Thüringen Matschie verzichtet auf Amt des Ministerpräsidenten

Bescheidenheit in Thüringen: Erst kündigte Linken-Chef Ramelow an, auf das Ministerpräsidentenamt zu verzichten - jetzt erhebt auch der SPD-Vorsitzende Matschie keinen Anspruch mehr. Ihm gehe es um eine funktionsfähige Regierung. Auf einem SPD-Regierungschef besteht er aber schon.

Thüringens SPD-Chef Christoph Matschie: "Mir geht es nicht um meine Person"
dpa

Thüringens SPD-Chef Christoph Matschie: "Mir geht es nicht um meine Person"


Erfurt - In Thüringen ist eine wichtige Hürde für Rot-Rot-Grün beseitigt: SPD-Chef Christoph Matschie beansprucht vor der Entscheidung über die Koalitionsbildung an diesem Mittwoch nicht mehr das Amt des Ministerpräsidenten. "An meiner Person wird Rot-Rot-Grün in Thüringen nicht scheitern", sagte Matschie am Dienstag der Online-Ausgabe der "Thüringer Allgemeinen".
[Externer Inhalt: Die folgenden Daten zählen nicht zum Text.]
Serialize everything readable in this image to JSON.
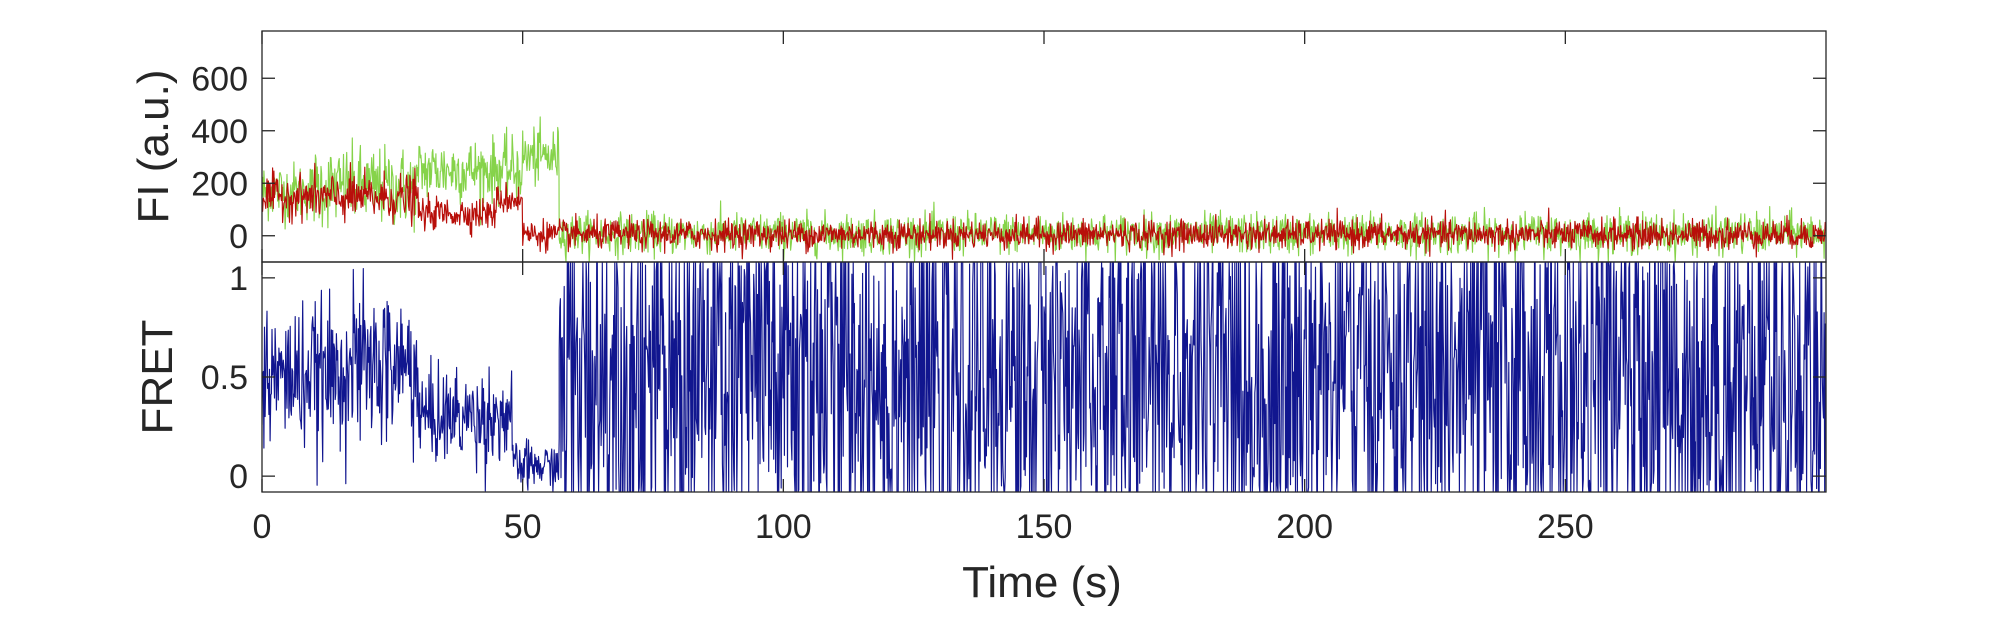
{
  "chart_data": [
    {
      "type": "line",
      "panel": "fluorescence",
      "ylabel": "FI (a.u.)",
      "xlim": [
        0,
        300
      ],
      "ylim": [
        -100,
        780
      ],
      "yticks": [
        0,
        200,
        400,
        600
      ],
      "ytick_labels": [
        "0",
        "200",
        "400",
        "600"
      ],
      "grid": false,
      "series": [
        {
          "color": "#86d34a",
          "segments": [
            {
              "x_start": 0,
              "x_end": 10,
              "mean": 170,
              "noise": 55
            },
            {
              "x_start": 10,
              "x_end": 30,
              "mean": 185,
              "noise": 75
            },
            {
              "x_start": 30,
              "x_end": 50,
              "mean": 250,
              "noise": 60
            },
            {
              "x_start": 50,
              "x_end": 57,
              "mean": 300,
              "noise": 55
            },
            {
              "x_start": 57,
              "x_end": 300,
              "mean": 8,
              "noise": 38
            }
          ]
        },
        {
          "color": "#b80f0a",
          "segments": [
            {
              "x_start": 0,
              "x_end": 10,
              "mean": 150,
              "noise": 40
            },
            {
              "x_start": 10,
              "x_end": 30,
              "mean": 145,
              "noise": 45
            },
            {
              "x_start": 30,
              "x_end": 45,
              "mean": 85,
              "noise": 30
            },
            {
              "x_start": 45,
              "x_end": 50,
              "mean": 140,
              "noise": 30
            },
            {
              "x_start": 50,
              "x_end": 300,
              "mean": 5,
              "noise": 28
            }
          ]
        }
      ]
    },
    {
      "type": "line",
      "panel": "fret",
      "ylabel": "FRET",
      "xlabel": "Time (s)",
      "xlim": [
        0,
        300
      ],
      "ylim": [
        -0.08,
        1.08
      ],
      "yticks": [
        0,
        0.5,
        1
      ],
      "ytick_labels": [
        "0",
        "0.5",
        "1"
      ],
      "xticks": [
        0,
        50,
        100,
        150,
        200,
        250
      ],
      "xtick_labels": [
        "0",
        "50",
        "100",
        "150",
        "200",
        "250"
      ],
      "grid": false,
      "series": [
        {
          "color": "#11168f",
          "segments": [
            {
              "x_start": 0,
              "x_end": 15,
              "mean": 0.5,
              "noise": 0.18
            },
            {
              "x_start": 15,
              "x_end": 30,
              "mean": 0.55,
              "noise": 0.2
            },
            {
              "x_start": 30,
              "x_end": 48,
              "mean": 0.3,
              "noise": 0.12
            },
            {
              "x_start": 48,
              "x_end": 57,
              "mean": 0.05,
              "noise": 0.06
            },
            {
              "x_start": 57,
              "x_end": 300,
              "mean": 0.5,
              "noise": 0.6
            }
          ]
        }
      ]
    }
  ]
}
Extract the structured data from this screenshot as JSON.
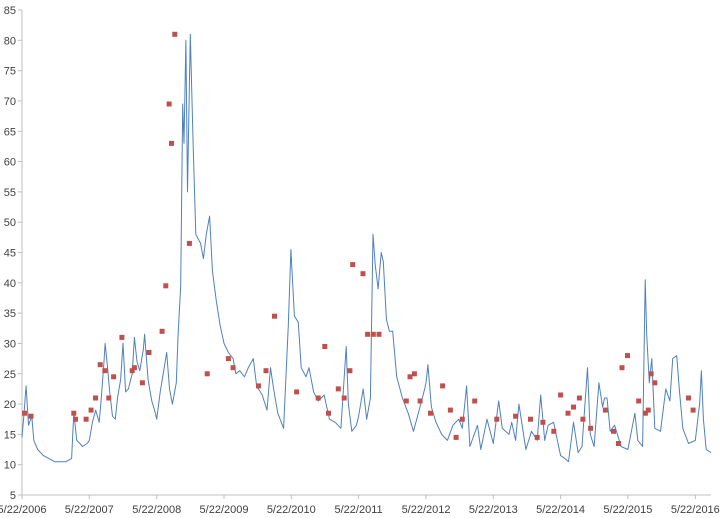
{
  "chart_data": {
    "type": "line",
    "title": "",
    "xlabel": "",
    "ylabel": "",
    "x_range": [
      "2006-05-22",
      "2016-08-15"
    ],
    "ylim": [
      5,
      85
    ],
    "y_ticks": [
      5,
      10,
      15,
      20,
      25,
      30,
      35,
      40,
      45,
      50,
      55,
      60,
      65,
      70,
      75,
      80,
      85
    ],
    "x_ticks": [
      {
        "date": "2006-05-22",
        "label": "5/22/2006"
      },
      {
        "date": "2007-05-22",
        "label": "5/22/2007"
      },
      {
        "date": "2008-05-22",
        "label": "5/22/2008"
      },
      {
        "date": "2009-05-22",
        "label": "5/22/2009"
      },
      {
        "date": "2010-05-22",
        "label": "5/22/2010"
      },
      {
        "date": "2011-05-22",
        "label": "5/22/2011"
      },
      {
        "date": "2012-05-22",
        "label": "5/22/2012"
      },
      {
        "date": "2013-05-22",
        "label": "5/22/2013"
      },
      {
        "date": "2014-05-22",
        "label": "5/22/2014"
      },
      {
        "date": "2015-05-22",
        "label": "5/22/2015"
      },
      {
        "date": "2016-05-22",
        "label": "5/22/2016"
      }
    ],
    "grid": false,
    "legend": "none",
    "colors": {
      "line": "#4f81bd",
      "marker": "#c0504d",
      "axis": "#bfbfbf",
      "text": "#404040"
    },
    "series": [
      {
        "style": "line",
        "points": [
          [
            "2006-05-22",
            14.5
          ],
          [
            "2006-06-01",
            18.0
          ],
          [
            "2006-06-13",
            23.0
          ],
          [
            "2006-06-26",
            16.5
          ],
          [
            "2006-07-14",
            18.0
          ],
          [
            "2006-07-25",
            14.0
          ],
          [
            "2006-08-15",
            12.5
          ],
          [
            "2006-09-15",
            11.5
          ],
          [
            "2006-10-15",
            11.0
          ],
          [
            "2006-11-15",
            10.5
          ],
          [
            "2006-12-15",
            10.5
          ],
          [
            "2007-01-15",
            10.5
          ],
          [
            "2007-02-15",
            11.0
          ],
          [
            "2007-02-27",
            18.5
          ],
          [
            "2007-03-05",
            17.0
          ],
          [
            "2007-03-15",
            14.0
          ],
          [
            "2007-04-01",
            13.5
          ],
          [
            "2007-04-15",
            13.0
          ],
          [
            "2007-05-10",
            13.5
          ],
          [
            "2007-05-22",
            14.0
          ],
          [
            "2007-06-08",
            17.0
          ],
          [
            "2007-06-26",
            19.0
          ],
          [
            "2007-07-15",
            17.0
          ],
          [
            "2007-07-26",
            21.0
          ],
          [
            "2007-08-10",
            27.0
          ],
          [
            "2007-08-16",
            30.0
          ],
          [
            "2007-08-28",
            26.5
          ],
          [
            "2007-09-10",
            22.0
          ],
          [
            "2007-09-25",
            18.0
          ],
          [
            "2007-10-10",
            17.5
          ],
          [
            "2007-10-22",
            21.0
          ],
          [
            "2007-11-08",
            24.0
          ],
          [
            "2007-11-21",
            30.0
          ],
          [
            "2007-12-05",
            22.0
          ],
          [
            "2007-12-20",
            22.5
          ],
          [
            "2008-01-10",
            25.0
          ],
          [
            "2008-01-22",
            31.0
          ],
          [
            "2008-02-05",
            27.0
          ],
          [
            "2008-02-20",
            25.5
          ],
          [
            "2008-03-10",
            29.0
          ],
          [
            "2008-03-17",
            31.5
          ],
          [
            "2008-04-05",
            24.0
          ],
          [
            "2008-04-25",
            20.5
          ],
          [
            "2008-05-15",
            18.5
          ],
          [
            "2008-05-22",
            17.5
          ],
          [
            "2008-06-10",
            22.0
          ],
          [
            "2008-06-26",
            25.0
          ],
          [
            "2008-07-15",
            28.5
          ],
          [
            "2008-07-30",
            22.5
          ],
          [
            "2008-08-15",
            20.0
          ],
          [
            "2008-09-05",
            23.5
          ],
          [
            "2008-09-15",
            31.5
          ],
          [
            "2008-09-29",
            39.5
          ],
          [
            "2008-10-10",
            69.5
          ],
          [
            "2008-10-17",
            63.0
          ],
          [
            "2008-10-27",
            80.0
          ],
          [
            "2008-11-05",
            55.0
          ],
          [
            "2008-11-20",
            81.0
          ],
          [
            "2008-12-05",
            63.0
          ],
          [
            "2008-12-20",
            48.0
          ],
          [
            "2009-01-15",
            46.5
          ],
          [
            "2009-01-30",
            44.0
          ],
          [
            "2009-02-15",
            48.0
          ],
          [
            "2009-03-05",
            51.0
          ],
          [
            "2009-03-20",
            42.0
          ],
          [
            "2009-04-10",
            37.0
          ],
          [
            "2009-05-01",
            33.0
          ],
          [
            "2009-05-22",
            30.0
          ],
          [
            "2009-06-15",
            28.5
          ],
          [
            "2009-07-10",
            27.5
          ],
          [
            "2009-07-25",
            25.0
          ],
          [
            "2009-08-15",
            25.5
          ],
          [
            "2009-09-10",
            24.5
          ],
          [
            "2009-10-01",
            26.0
          ],
          [
            "2009-10-28",
            27.5
          ],
          [
            "2009-11-15",
            23.0
          ],
          [
            "2009-12-15",
            21.5
          ],
          [
            "2010-01-10",
            19.0
          ],
          [
            "2010-01-29",
            26.0
          ],
          [
            "2010-02-15",
            22.5
          ],
          [
            "2010-03-10",
            18.5
          ],
          [
            "2010-04-10",
            16.0
          ],
          [
            "2010-05-06",
            33.0
          ],
          [
            "2010-05-20",
            45.5
          ],
          [
            "2010-06-08",
            34.5
          ],
          [
            "2010-06-29",
            33.5
          ],
          [
            "2010-07-15",
            26.0
          ],
          [
            "2010-08-10",
            24.5
          ],
          [
            "2010-08-26",
            26.0
          ],
          [
            "2010-09-20",
            22.0
          ],
          [
            "2010-10-15",
            20.5
          ],
          [
            "2010-11-16",
            21.5
          ],
          [
            "2010-12-15",
            17.5
          ],
          [
            "2011-01-15",
            17.0
          ],
          [
            "2011-02-15",
            16.0
          ],
          [
            "2011-03-16",
            29.5
          ],
          [
            "2011-03-28",
            20.0
          ],
          [
            "2011-04-15",
            15.5
          ],
          [
            "2011-05-10",
            16.5
          ],
          [
            "2011-05-22",
            18.0
          ],
          [
            "2011-06-16",
            22.5
          ],
          [
            "2011-07-05",
            17.5
          ],
          [
            "2011-07-25",
            21.0
          ],
          [
            "2011-08-08",
            48.0
          ],
          [
            "2011-08-20",
            43.0
          ],
          [
            "2011-09-05",
            39.0
          ],
          [
            "2011-09-22",
            45.0
          ],
          [
            "2011-10-03",
            43.5
          ],
          [
            "2011-10-20",
            34.0
          ],
          [
            "2011-11-05",
            32.0
          ],
          [
            "2011-11-23",
            32.0
          ],
          [
            "2011-12-15",
            24.5
          ],
          [
            "2012-01-15",
            21.0
          ],
          [
            "2012-02-15",
            18.5
          ],
          [
            "2012-03-15",
            15.5
          ],
          [
            "2012-04-10",
            18.5
          ],
          [
            "2012-05-15",
            22.5
          ],
          [
            "2012-05-22",
            23.5
          ],
          [
            "2012-06-01",
            26.5
          ],
          [
            "2012-06-20",
            19.5
          ],
          [
            "2012-07-15",
            17.0
          ],
          [
            "2012-08-15",
            15.0
          ],
          [
            "2012-09-15",
            14.0
          ],
          [
            "2012-10-15",
            16.5
          ],
          [
            "2012-11-15",
            17.5
          ],
          [
            "2012-12-05",
            16.0
          ],
          [
            "2012-12-28",
            23.0
          ],
          [
            "2013-01-15",
            13.0
          ],
          [
            "2013-02-25",
            16.5
          ],
          [
            "2013-03-15",
            12.5
          ],
          [
            "2013-04-18",
            17.5
          ],
          [
            "2013-05-22",
            13.5
          ],
          [
            "2013-06-20",
            20.5
          ],
          [
            "2013-07-10",
            16.0
          ],
          [
            "2013-08-15",
            15.0
          ],
          [
            "2013-08-30",
            17.0
          ],
          [
            "2013-09-20",
            14.0
          ],
          [
            "2013-10-08",
            20.0
          ],
          [
            "2013-11-15",
            12.5
          ],
          [
            "2013-12-15",
            15.5
          ],
          [
            "2014-01-15",
            14.0
          ],
          [
            "2014-02-03",
            21.5
          ],
          [
            "2014-02-25",
            14.0
          ],
          [
            "2014-03-15",
            16.5
          ],
          [
            "2014-04-14",
            17.0
          ],
          [
            "2014-05-22",
            11.5
          ],
          [
            "2014-06-15",
            11.0
          ],
          [
            "2014-07-04",
            10.5
          ],
          [
            "2014-07-31",
            17.0
          ],
          [
            "2014-08-25",
            12.0
          ],
          [
            "2014-09-15",
            13.0
          ],
          [
            "2014-10-15",
            26.0
          ],
          [
            "2014-10-30",
            15.0
          ],
          [
            "2014-11-20",
            13.0
          ],
          [
            "2014-12-16",
            23.5
          ],
          [
            "2015-01-05",
            19.5
          ],
          [
            "2015-01-15",
            21.0
          ],
          [
            "2015-01-29",
            21.0
          ],
          [
            "2015-02-15",
            15.5
          ],
          [
            "2015-03-11",
            16.5
          ],
          [
            "2015-04-15",
            13.0
          ],
          [
            "2015-05-22",
            12.5
          ],
          [
            "2015-06-29",
            18.5
          ],
          [
            "2015-07-15",
            14.0
          ],
          [
            "2015-08-10",
            13.0
          ],
          [
            "2015-08-24",
            40.5
          ],
          [
            "2015-09-01",
            31.5
          ],
          [
            "2015-09-15",
            23.5
          ],
          [
            "2015-09-29",
            27.5
          ],
          [
            "2015-10-15",
            16.0
          ],
          [
            "2015-11-15",
            15.5
          ],
          [
            "2015-12-14",
            22.5
          ],
          [
            "2016-01-05",
            20.5
          ],
          [
            "2016-01-20",
            27.5
          ],
          [
            "2016-02-11",
            28.0
          ],
          [
            "2016-02-25",
            22.5
          ],
          [
            "2016-03-15",
            16.0
          ],
          [
            "2016-04-15",
            13.5
          ],
          [
            "2016-05-22",
            14.0
          ],
          [
            "2016-06-14",
            20.0
          ],
          [
            "2016-06-24",
            25.5
          ],
          [
            "2016-07-05",
            17.5
          ],
          [
            "2016-07-20",
            12.5
          ],
          [
            "2016-08-15",
            12.0
          ]
        ]
      },
      {
        "style": "markers",
        "points": [
          [
            "2006-06-05",
            18.5
          ],
          [
            "2006-07-10",
            18.0
          ],
          [
            "2007-02-27",
            18.5
          ],
          [
            "2007-03-08",
            17.5
          ],
          [
            "2007-05-05",
            17.5
          ],
          [
            "2007-06-01",
            19.0
          ],
          [
            "2007-06-25",
            21.0
          ],
          [
            "2007-07-20",
            26.5
          ],
          [
            "2007-08-15",
            25.5
          ],
          [
            "2007-09-05",
            21.0
          ],
          [
            "2007-10-01",
            24.5
          ],
          [
            "2007-11-15",
            31.0
          ],
          [
            "2008-01-10",
            25.5
          ],
          [
            "2008-01-22",
            26.0
          ],
          [
            "2008-03-05",
            23.5
          ],
          [
            "2008-04-10",
            28.5
          ],
          [
            "2008-06-20",
            32.0
          ],
          [
            "2008-07-10",
            39.5
          ],
          [
            "2008-07-28",
            69.5
          ],
          [
            "2008-08-10",
            63.0
          ],
          [
            "2008-08-28",
            81.0
          ],
          [
            "2008-11-15",
            46.5
          ],
          [
            "2009-02-20",
            25.0
          ],
          [
            "2009-06-15",
            27.5
          ],
          [
            "2009-07-10",
            26.0
          ],
          [
            "2009-11-25",
            23.0
          ],
          [
            "2010-01-05",
            25.5
          ],
          [
            "2010-02-20",
            34.5
          ],
          [
            "2010-06-20",
            22.0
          ],
          [
            "2010-10-15",
            21.0
          ],
          [
            "2010-11-20",
            29.5
          ],
          [
            "2010-12-10",
            18.5
          ],
          [
            "2011-02-01",
            22.5
          ],
          [
            "2011-03-05",
            21.0
          ],
          [
            "2011-04-05",
            25.5
          ],
          [
            "2011-04-20",
            43.0
          ],
          [
            "2011-06-15",
            41.5
          ],
          [
            "2011-07-10",
            31.5
          ],
          [
            "2011-08-10",
            31.5
          ],
          [
            "2011-09-10",
            31.5
          ],
          [
            "2012-02-05",
            20.5
          ],
          [
            "2012-02-25",
            24.5
          ],
          [
            "2012-03-20",
            25.0
          ],
          [
            "2012-04-20",
            20.5
          ],
          [
            "2012-06-15",
            18.5
          ],
          [
            "2012-08-20",
            23.0
          ],
          [
            "2012-10-01",
            19.0
          ],
          [
            "2012-11-01",
            14.5
          ],
          [
            "2012-12-05",
            17.5
          ],
          [
            "2013-02-10",
            20.5
          ],
          [
            "2013-06-10",
            17.5
          ],
          [
            "2013-09-20",
            18.0
          ],
          [
            "2013-12-10",
            17.5
          ],
          [
            "2014-01-15",
            14.5
          ],
          [
            "2014-02-15",
            17.0
          ],
          [
            "2014-04-15",
            15.5
          ],
          [
            "2014-05-22",
            21.5
          ],
          [
            "2014-07-01",
            18.5
          ],
          [
            "2014-07-31",
            19.5
          ],
          [
            "2014-09-01",
            21.0
          ],
          [
            "2014-09-20",
            17.5
          ],
          [
            "2014-11-01",
            16.0
          ],
          [
            "2015-01-20",
            19.0
          ],
          [
            "2015-03-05",
            15.5
          ],
          [
            "2015-04-01",
            13.5
          ],
          [
            "2015-04-20",
            26.0
          ],
          [
            "2015-05-20",
            28.0
          ],
          [
            "2015-07-20",
            20.5
          ],
          [
            "2015-08-25",
            18.5
          ],
          [
            "2015-09-10",
            19.0
          ],
          [
            "2015-09-25",
            25.0
          ],
          [
            "2015-10-15",
            23.5
          ],
          [
            "2016-04-15",
            21.0
          ],
          [
            "2016-05-10",
            19.0
          ]
        ]
      }
    ]
  }
}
Allerdings beharrte er am Dienstag auf einem SPD-Regierungschef als Voraussetzung für die Aufnahme förmlicher Koalitionsverhandlungen. Die Linke begrüßte den Verzicht, widersprach aber diesem Beharren, weil die SPD bei der Landtagswahl Ende August deutlich schlechter als sie abgeschnitten hatte.

Die SPD will an diesem Mittwochabend entscheiden, mit wem sie eine Koalition anstrebt: mit Linken und Grünen oder als Juniorpartner der CDU. Zuvor sondiert sie am Morgen noch einmal mit Linken und Grünen und am Nachmittag mit der CDU. Am Abend tritt dann der SPD-Vorstand zusammen.

Die Frage des Regierungschefs ist bislang nur für den Fall einer Koalition von CDU und SPD geklärt: Dann würde CDU-Sozialministerin Christine Lieberknecht die Führungsrolle übernehmen. Im rot-rot- grünen Dreierbündnis stünde diese traditionell der Linken als stärkster Kraft zu. Deren Spitzenkandidat Bodo Ramelow hat aber im Interesse einer gemeinsamen Regierungsbildung bereits darauf verzichtet, weil die SPD seine Wahl ausgeschlossen hatte.

"Eine Frage der Glaubwürdigkeit"

Matschie, der nach dem SPD-Debakel bei der Bundestagswahl unter Druck seiner Parteibasis geraten war, teilte nun in seiner Erklärung mit: "Mir geht es dabei nicht um meine Person. Mir geht es um eine funktionsfähige Regierung." Die Position müsse jedoch von der SPD besetzt werden, da sich die SPD darauf festgelegt habe, keinen Ministerpräsidenten der Linken zu wählen. "Das ist eine Frage der Glaubwürdigkeit der SPD."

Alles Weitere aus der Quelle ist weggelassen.